Next up: I really felt let down after the big build up of Twyford and her code and the secret WWII gold and Nazi spies and all that. I was quite excited that Steve and Lucy were on the track of a major WWII secret and I thought it terrific that children's books had been used to convey a code during the war. But, hey, that's all completely made up! For no real reason at all--except to give Steve a story to tell in audio form so he can hide clues to the real gold that he stole in a way that (supposedly) only his son (a genius math/puzzle guy) will be able to figure out. 

Last of my big quibbles: The ending is left hanging. Does Steve's son go and find the gold? Who knows. Did all of the other murders we're told about really happen? Again, who knows. I'm not even sure that Steve's mom and dad were killed at all, let alone in the ways described. The only one I believe in is the one Steve got put in prison for (and he didn't even do...). As a murder mystery, this leaves a lot to be desired.

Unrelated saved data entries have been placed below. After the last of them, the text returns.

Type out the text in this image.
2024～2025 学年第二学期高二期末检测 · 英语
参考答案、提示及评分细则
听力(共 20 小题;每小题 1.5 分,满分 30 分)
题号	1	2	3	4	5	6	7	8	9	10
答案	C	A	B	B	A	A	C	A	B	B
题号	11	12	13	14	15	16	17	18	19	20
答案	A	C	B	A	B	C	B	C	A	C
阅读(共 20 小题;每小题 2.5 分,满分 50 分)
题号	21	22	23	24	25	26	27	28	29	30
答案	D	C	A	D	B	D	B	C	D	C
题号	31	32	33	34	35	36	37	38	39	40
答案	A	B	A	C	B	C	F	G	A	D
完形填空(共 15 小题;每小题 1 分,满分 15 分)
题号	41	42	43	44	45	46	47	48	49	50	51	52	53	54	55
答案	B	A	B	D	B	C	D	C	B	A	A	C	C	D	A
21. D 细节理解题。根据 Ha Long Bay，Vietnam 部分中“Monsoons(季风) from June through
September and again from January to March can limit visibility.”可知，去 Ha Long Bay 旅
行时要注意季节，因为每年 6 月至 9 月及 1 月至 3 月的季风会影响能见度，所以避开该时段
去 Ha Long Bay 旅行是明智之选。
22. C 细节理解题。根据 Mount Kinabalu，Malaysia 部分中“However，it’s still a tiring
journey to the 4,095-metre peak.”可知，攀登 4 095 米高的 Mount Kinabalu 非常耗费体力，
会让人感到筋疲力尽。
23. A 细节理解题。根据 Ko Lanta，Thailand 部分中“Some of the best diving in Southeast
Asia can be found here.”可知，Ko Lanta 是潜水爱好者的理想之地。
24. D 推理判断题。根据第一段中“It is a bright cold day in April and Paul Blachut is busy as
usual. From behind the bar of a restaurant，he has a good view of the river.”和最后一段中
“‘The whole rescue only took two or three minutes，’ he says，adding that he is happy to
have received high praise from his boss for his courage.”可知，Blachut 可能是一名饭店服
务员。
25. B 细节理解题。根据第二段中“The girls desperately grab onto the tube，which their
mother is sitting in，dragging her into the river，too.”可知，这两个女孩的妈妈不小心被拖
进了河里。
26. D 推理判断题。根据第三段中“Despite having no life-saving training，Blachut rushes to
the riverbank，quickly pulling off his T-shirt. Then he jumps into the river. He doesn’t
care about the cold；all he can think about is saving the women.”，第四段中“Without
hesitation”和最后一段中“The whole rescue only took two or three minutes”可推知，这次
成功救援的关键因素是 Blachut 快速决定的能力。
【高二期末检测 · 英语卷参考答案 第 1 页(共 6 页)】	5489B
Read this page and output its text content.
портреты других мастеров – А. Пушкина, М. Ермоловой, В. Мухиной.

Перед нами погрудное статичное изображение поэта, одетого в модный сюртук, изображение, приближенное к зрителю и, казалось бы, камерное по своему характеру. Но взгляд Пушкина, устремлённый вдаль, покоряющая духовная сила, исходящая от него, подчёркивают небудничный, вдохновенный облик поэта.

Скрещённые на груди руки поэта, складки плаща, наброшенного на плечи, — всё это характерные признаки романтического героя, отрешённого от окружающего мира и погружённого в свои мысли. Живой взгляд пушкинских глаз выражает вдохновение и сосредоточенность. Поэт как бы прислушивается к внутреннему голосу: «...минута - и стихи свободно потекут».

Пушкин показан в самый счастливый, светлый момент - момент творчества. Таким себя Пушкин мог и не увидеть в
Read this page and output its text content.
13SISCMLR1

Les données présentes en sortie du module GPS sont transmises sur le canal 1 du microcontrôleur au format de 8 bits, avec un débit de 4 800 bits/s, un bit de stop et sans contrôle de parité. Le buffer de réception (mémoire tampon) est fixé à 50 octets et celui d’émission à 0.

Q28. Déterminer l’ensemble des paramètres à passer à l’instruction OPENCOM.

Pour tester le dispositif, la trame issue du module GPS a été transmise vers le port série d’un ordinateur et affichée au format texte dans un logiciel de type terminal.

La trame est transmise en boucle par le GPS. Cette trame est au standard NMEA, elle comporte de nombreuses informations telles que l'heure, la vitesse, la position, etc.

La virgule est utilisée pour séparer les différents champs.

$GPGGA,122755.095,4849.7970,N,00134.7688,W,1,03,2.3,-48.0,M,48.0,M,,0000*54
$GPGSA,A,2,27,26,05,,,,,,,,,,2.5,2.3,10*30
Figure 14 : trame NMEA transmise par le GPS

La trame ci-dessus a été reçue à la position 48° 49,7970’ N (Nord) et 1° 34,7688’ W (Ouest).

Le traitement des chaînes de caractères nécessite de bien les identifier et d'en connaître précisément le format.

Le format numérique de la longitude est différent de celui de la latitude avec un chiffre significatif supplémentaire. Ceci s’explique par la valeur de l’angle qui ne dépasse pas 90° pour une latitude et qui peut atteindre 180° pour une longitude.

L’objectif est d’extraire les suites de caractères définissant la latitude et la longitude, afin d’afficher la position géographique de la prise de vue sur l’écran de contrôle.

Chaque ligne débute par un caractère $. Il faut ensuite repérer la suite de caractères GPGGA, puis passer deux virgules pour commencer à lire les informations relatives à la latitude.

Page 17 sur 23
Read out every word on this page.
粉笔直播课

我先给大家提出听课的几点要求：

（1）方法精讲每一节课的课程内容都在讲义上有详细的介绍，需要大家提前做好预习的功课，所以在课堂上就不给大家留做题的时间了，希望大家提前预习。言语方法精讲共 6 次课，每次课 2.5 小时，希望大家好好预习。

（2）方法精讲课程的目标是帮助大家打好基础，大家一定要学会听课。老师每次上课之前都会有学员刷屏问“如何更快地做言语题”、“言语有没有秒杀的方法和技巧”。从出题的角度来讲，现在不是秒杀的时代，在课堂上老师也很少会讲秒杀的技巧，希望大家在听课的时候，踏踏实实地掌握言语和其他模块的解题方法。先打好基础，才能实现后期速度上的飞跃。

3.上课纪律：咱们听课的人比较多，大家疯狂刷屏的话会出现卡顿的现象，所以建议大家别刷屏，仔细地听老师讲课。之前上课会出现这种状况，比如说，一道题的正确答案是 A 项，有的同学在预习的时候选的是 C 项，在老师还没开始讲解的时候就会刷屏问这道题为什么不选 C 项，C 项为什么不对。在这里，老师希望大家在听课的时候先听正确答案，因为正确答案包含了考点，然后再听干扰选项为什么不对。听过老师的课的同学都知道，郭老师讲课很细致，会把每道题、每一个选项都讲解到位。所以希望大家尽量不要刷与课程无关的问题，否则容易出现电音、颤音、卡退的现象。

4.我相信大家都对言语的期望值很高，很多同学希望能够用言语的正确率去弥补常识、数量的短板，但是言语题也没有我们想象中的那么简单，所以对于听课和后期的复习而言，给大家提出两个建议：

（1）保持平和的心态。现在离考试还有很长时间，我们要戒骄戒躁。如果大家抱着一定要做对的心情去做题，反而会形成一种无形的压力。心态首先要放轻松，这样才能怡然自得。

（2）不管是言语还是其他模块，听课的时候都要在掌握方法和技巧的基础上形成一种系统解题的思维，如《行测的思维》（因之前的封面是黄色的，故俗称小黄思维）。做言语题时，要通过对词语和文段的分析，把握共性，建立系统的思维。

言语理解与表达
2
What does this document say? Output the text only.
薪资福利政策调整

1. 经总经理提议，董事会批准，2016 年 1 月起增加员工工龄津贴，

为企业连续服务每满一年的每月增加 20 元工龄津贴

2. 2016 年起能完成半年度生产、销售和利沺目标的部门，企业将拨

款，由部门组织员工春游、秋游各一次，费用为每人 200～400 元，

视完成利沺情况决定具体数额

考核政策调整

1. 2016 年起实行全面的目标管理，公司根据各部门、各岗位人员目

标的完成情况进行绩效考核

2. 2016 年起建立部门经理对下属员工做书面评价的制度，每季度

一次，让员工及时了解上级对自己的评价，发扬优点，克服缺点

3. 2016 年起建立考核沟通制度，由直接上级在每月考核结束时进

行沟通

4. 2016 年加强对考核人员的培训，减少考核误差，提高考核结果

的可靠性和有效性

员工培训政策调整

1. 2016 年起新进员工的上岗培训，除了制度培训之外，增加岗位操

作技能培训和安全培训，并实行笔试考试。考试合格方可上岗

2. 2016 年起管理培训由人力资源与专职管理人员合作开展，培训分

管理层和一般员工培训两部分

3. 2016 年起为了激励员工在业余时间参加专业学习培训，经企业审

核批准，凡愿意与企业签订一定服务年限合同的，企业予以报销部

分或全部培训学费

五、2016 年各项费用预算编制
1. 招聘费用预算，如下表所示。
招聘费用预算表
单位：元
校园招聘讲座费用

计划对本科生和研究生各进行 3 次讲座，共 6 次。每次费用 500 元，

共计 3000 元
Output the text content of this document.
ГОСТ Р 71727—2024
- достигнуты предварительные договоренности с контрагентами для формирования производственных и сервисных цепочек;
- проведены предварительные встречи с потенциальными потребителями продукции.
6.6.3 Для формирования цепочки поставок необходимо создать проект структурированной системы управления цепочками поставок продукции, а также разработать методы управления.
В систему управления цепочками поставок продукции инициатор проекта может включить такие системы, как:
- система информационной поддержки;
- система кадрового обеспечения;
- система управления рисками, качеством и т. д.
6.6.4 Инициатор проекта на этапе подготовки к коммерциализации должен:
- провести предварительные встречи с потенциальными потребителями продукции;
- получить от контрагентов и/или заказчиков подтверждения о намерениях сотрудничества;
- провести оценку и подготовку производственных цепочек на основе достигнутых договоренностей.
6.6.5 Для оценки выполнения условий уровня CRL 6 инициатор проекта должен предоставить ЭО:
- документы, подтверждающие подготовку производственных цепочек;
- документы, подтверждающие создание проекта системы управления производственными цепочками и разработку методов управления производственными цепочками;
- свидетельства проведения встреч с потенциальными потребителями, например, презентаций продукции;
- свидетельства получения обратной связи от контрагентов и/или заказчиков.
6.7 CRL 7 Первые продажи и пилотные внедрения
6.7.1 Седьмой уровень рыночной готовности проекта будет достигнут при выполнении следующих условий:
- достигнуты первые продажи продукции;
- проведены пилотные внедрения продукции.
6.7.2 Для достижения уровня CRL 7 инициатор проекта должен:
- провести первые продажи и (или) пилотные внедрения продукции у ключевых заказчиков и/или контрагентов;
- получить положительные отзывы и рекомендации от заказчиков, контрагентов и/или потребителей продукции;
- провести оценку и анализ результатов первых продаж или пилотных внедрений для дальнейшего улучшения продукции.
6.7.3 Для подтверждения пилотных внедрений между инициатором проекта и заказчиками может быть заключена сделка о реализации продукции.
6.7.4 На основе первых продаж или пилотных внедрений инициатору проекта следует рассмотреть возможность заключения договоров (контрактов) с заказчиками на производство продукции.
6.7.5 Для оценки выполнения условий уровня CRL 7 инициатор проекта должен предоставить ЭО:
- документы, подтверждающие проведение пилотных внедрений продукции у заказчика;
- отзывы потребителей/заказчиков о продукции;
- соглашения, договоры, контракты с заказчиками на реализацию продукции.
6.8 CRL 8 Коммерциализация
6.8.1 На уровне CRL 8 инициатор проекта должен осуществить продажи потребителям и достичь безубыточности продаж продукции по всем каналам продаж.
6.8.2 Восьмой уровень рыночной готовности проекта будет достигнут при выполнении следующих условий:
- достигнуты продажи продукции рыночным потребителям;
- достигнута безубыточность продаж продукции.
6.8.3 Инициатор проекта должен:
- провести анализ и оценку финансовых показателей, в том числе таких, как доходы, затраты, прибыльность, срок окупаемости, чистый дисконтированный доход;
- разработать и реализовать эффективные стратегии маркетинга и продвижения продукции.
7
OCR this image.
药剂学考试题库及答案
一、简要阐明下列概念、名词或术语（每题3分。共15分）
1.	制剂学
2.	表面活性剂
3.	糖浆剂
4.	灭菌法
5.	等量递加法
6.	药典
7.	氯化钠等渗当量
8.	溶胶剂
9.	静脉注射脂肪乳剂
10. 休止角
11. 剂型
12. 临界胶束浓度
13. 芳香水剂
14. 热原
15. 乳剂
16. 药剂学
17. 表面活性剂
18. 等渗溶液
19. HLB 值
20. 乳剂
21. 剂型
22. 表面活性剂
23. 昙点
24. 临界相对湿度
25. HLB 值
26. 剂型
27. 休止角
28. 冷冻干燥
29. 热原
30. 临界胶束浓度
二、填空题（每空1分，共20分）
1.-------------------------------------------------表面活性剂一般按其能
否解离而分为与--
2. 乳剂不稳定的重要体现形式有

Now we'll turn to the positives. Is this a clever book? Oh, yes. I enjoyed the use of the audio transcripts as a means to convey the story. It completely hooked me. I'm not so good at secret codes and anagrams and acrostics, so there's no way that I could have figured out the code if it hadn't been spelled out for us, but that didn't dampen my enthusiasm. I was completely sold on the Twyford Code. Hallett is excellent at pulling the wool over her reader's eyes and that is great fun too--within limits (please see above for where I think the limit was exceeded). I enjoyed the (totally made up) search for Miss Iles and the WWII secrets. I wish it had been more real within the context of the story.

I did appreciate the underlying theme of redemption and reconnection. I hope that Steve's story as it comes through the narrative is more or less true, because it shows how one can overcome one's past and connect to a better future. ★★ and 1/2

First line: Dear Professor Mansfield, I am investigating a mysterious case and suspect you may be able to help.

Last line: Emotions are vivid if echoes remain.

***************

Deaths = 6 (one natural; one beaten to death; one hit on head with poker; two shot; one car crash)

Friday, August 5, 2022

The Long Skeleton


 The Long Skeleton (1958) by Frances & Richard Lockridge

The Long Skeleton finds Pam and Jerry taking a hotel room to escape the painters who are redecorating their NYC apartment. They drop off their luggage and their cat, Martini, and go out for dinner and a movie only to return to their room to find something unexpected on their bed. Not a mint on the pillow--but the body of Amanda Towne, a famous television personality known for her ability to get guests on her show to reveal things they might have preferred to keep hidden. Just recently she'd managed to get a prominent judge to drop a few injudicious comments that will probably put paid to his hopes of a lieutenant governorship. But were her interview techniques enough to make someone want to murder her?

And what about our Norths? It soon becomes apparent that finding the body in their hotel room isn't the only link to our murder-magnet couple. There are suggestions that Jerry's most recent best-selling author is involved too. Or maybe the real link is to the past...a past that leads to Chicago and eventually to a suspenseful ending in the hills of Arkansas.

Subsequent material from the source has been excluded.